In, perhaps, 2015, I attended a lecture by Grey Brechin which inspired me to put together a string of my experiences which illustrated the profound effect the New Deal has had on my life and how it had been largely and starkly invisible to me and unconnected for some 60 years.

In 1959 our family migrated to California by car along route 66. As a young teen, I visited the Taos Pueblo, stayed in a log cabin motel in the Grand Canyon National Park, and stopped at Tuolomne Meadows in Yosemite. Later I studied the Arts and Crafts Architects, worked in Yosemite Park, moved to Berkeley, took photography from FSA/WPA photographer John Collier Jr. I worked on a adobe walled hippie dome outside Taos, where I met John Collier, the photographer’s anthropologist father who, as Commissioner of Indian Affairs under FDR, was instrumental in reducing the government’s destruction of Native cultures. My wedding was in the Brazil Room in Tilden Park.

With the Merritt College Environmental Program and the David R. Brower, Ronald V. Dellums Institute for Sustainable Policy Studies and colleague, David Ralston, we developed the WPA inspired Green Works Development project which has led to the current San Leandro (Lisjan) Creek Greenway Trail in East Oakland funded by the California Natural Resources Agency. With some characteristic administrative difficulty, we have secured the opportunity for local artists and artisans to create culturally relevant furnishings and signs along the trail, again inspired by the largely unrecognized legacy of the WPA.

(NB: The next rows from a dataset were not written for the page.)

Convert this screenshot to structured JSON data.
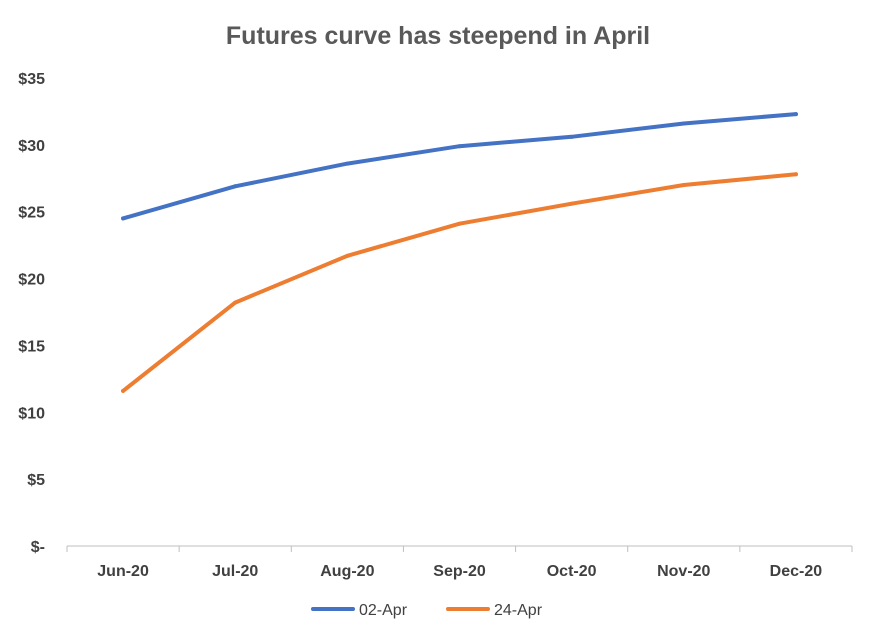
{
  "chart_data": {
    "type": "line",
    "title": "Futures curve has steepend in April",
    "xlabel": "",
    "ylabel": "",
    "categories": [
      "Jun-20",
      "Jul-20",
      "Aug-20",
      "Sep-20",
      "Oct-20",
      "Nov-20",
      "Dec-20"
    ],
    "yticks": [
      0,
      5,
      10,
      15,
      20,
      25,
      30,
      35
    ],
    "ytick_labels": [
      "$-",
      "$5",
      "$10",
      "$15",
      "$20",
      "$25",
      "$30",
      "$35"
    ],
    "ylim": [
      0,
      35
    ],
    "grid": false,
    "legend_position": "bottom",
    "series": [
      {
        "name": "02-Apr",
        "color": "#4472C4",
        "values": [
          24.5,
          26.9,
          28.6,
          29.9,
          30.6,
          31.6,
          32.3
        ]
      },
      {
        "name": "24-Apr",
        "color": "#ED7D31",
        "values": [
          11.6,
          18.2,
          21.7,
          24.1,
          25.6,
          27.0,
          27.8
        ]
      }
    ]
  }
}
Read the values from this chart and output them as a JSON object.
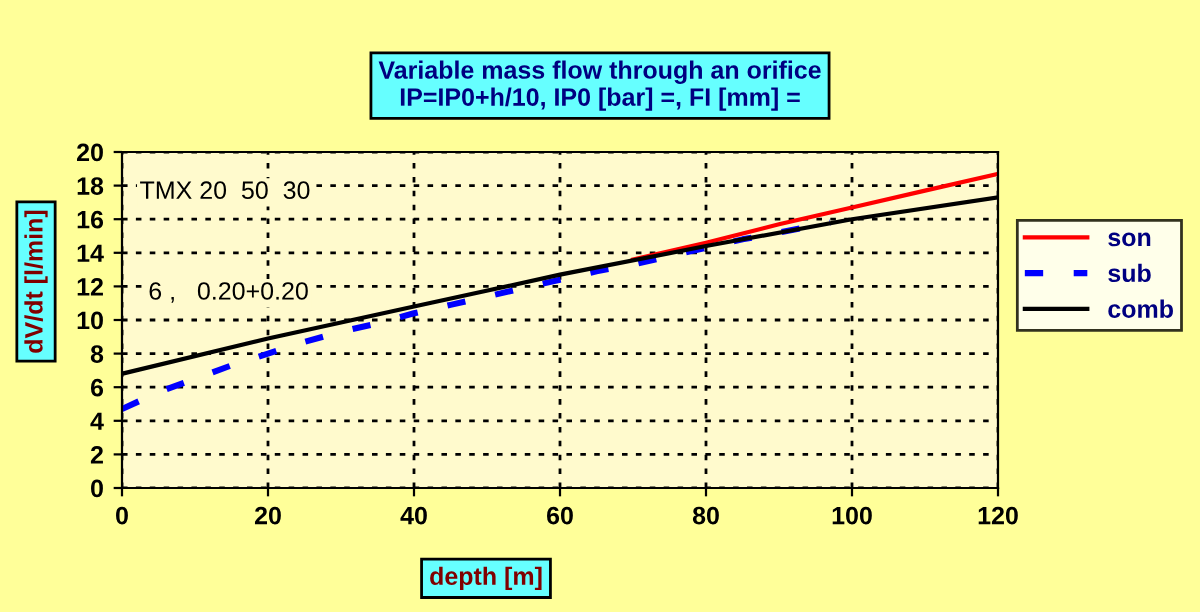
{
  "chart_data": {
    "type": "line",
    "title": "Variable mass flow through an orifice",
    "subtitle": "IP=IP0+h/10, IP0 [bar] =, FI [mm] =",
    "xlabel": "depth [m]",
    "ylabel": "dV/dt [l/min]",
    "annotations": [
      "TMX 20  50  30",
      "6 ,   0.20+0.20"
    ],
    "series": [
      {
        "name": "son",
        "color": "#ff0000",
        "line_style": "solid",
        "x": [
          70,
          80,
          90,
          100,
          110,
          120
        ],
        "values": [
          13.6,
          14.6,
          15.7,
          16.7,
          17.7,
          18.7
        ]
      },
      {
        "name": "sub",
        "color": "#0000ff",
        "line_style": "dashed",
        "x": [
          0,
          5,
          10,
          15,
          20,
          25,
          30,
          35,
          40,
          45,
          50,
          55,
          60,
          65,
          70,
          75,
          80,
          85,
          90,
          97
        ],
        "values": [
          4.7,
          5.7,
          6.5,
          7.3,
          8.0,
          8.7,
          9.3,
          9.8,
          10.4,
          10.9,
          11.4,
          11.9,
          12.4,
          12.9,
          13.3,
          13.8,
          14.3,
          14.8,
          15.2,
          15.8
        ]
      },
      {
        "name": "comb",
        "color": "#000000",
        "line_style": "solid",
        "x": [
          0,
          20,
          40,
          60,
          80,
          100,
          120
        ],
        "values": [
          6.8,
          8.9,
          10.8,
          12.7,
          14.4,
          16.0,
          17.3
        ]
      }
    ],
    "xlim": [
      0,
      120
    ],
    "xticks": [
      0,
      20,
      40,
      60,
      80,
      100,
      120
    ],
    "ylim": [
      0,
      20
    ],
    "yticks": [
      0,
      2,
      4,
      6,
      8,
      10,
      12,
      14,
      16,
      18,
      20
    ],
    "grid": true,
    "legend": "right"
  }
}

One comment on “Robin Freeman

  1. My colleague, Steve Rauh, who interviewed Paul Taylor in Berkeley, reminded me that we interviewed Pare Lorenz, the father of documentary film. Lorenz produced the WPA films “The Plow That Broke The Plains” and “The River”. The interviews were for the Sierra Club “Yodeler” of which Steve Rauh was the editor. I am hoping Steve will write about his interview of Paul Taylor about the United Exchange Association (UXA) predecessor to the WPA. Taylor was also WPA photographer Dorthea Lang’s husband.